An object with a mass of `4 kg`, temperature of `315 ^oC`, and a specific heat of `12 (KJ)/(kg*K)` is dropped into a container with `39 L` of water at `0^oC`. Does the water evaporate? If not, by how much does the water's temperature change?

This is really a phase change calorimetry problem from chemistry.

To calculate an actual final water temperature we equate the two thermodynamic changes and solve for the common value of temperature. Water specific heat is `4.178 J/(g-^oK)`.
Water mass can be taken as `1.0g/(cm^3)` for this calculation.
Heat available from the object: `4kg * (12kJ)/(kg⋅K) * Delta T^oK = 48000 J * Delta T^oK`

`39L * 1000(cm^3)/L * 1.0g/(cm^3) = 39000g` water.
`39000g * 4.178 J/(g-^oK) = 162942 (J/K)` required to heat the water.

`162942 J xx (T_f - 0) = 48000J xx (315 - T_f)` solve for final temperature `T_f`

162942T J = 15120000 - 48000T ; 210942*T = 15120000

`T = 71.7^oC`

So, the water increases from `0^oC to 71.7^oC`, it does not evaporate.

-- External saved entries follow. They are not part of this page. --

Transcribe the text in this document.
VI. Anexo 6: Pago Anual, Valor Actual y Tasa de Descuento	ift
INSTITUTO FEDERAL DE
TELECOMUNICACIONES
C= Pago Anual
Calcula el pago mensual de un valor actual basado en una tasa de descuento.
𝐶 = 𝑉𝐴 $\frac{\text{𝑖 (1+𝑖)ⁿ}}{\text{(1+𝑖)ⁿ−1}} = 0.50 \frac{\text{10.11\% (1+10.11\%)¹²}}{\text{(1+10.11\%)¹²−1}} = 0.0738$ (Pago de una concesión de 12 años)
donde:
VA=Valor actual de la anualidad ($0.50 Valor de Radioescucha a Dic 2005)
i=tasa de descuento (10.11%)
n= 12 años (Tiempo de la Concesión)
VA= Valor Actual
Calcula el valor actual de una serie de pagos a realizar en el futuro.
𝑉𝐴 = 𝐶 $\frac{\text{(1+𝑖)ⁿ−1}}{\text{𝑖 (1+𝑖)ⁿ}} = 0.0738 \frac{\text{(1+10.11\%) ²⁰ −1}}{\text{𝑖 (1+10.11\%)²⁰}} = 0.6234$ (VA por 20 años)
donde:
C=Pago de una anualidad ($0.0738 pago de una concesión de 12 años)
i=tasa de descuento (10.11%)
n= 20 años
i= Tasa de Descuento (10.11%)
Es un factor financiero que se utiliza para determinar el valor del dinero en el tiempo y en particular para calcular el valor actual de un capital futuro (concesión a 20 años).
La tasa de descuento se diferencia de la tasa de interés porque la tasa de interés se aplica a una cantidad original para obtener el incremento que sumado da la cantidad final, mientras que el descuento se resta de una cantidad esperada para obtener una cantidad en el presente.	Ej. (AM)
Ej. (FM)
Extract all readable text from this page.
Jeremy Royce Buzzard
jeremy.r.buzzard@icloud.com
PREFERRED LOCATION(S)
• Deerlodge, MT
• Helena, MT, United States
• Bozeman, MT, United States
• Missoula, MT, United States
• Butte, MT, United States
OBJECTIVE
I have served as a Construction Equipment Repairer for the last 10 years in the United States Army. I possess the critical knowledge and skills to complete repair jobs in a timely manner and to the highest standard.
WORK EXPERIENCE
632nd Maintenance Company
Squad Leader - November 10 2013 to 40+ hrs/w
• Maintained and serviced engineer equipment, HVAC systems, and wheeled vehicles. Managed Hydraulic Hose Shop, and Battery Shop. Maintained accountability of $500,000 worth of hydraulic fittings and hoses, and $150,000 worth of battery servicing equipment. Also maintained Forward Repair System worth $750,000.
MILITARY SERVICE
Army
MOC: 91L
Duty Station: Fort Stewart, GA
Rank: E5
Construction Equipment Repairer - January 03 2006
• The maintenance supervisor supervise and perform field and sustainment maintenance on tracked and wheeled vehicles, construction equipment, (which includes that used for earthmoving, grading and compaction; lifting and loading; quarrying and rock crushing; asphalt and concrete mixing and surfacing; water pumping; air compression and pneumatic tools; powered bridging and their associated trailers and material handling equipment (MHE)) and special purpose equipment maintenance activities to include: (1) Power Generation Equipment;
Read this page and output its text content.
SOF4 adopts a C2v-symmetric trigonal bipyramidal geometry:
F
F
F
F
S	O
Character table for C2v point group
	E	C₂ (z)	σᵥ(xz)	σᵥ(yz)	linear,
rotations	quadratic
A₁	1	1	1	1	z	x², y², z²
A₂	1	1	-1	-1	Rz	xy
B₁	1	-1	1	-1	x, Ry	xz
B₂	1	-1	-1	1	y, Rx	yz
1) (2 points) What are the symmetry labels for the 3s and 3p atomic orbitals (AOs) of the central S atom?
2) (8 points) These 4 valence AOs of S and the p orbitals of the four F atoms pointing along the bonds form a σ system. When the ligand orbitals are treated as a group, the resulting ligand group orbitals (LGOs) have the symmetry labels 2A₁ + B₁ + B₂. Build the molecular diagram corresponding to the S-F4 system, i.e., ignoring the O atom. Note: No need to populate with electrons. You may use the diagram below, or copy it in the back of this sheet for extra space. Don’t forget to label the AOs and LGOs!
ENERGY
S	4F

CHECK: Calculate the amount of heat required to raise the water from 0oC to 100oC. That will tell you whether some of the water would evaporate or not, given the amount of heat available from the object.

Water specific heat is 4.178 J/g-oK. Water mass can be taken as 1.0g/cm^3 for this calculation.
39L * 1000cm^3/L * 1.0g/cm^3 = 39000g water. 39000g * 4.178 J/g-oK = 162942 J/oK
162942 J/oK * 100 oK = 16294200 J required to reach the water boiling point.
Heat available from the object to 100oC: 4kg * 12000J/kg⋅K * 315 oK = 15120000 J Therefore, not nearly enough to vaporize any of the water (that's why water is so good for calorimetry).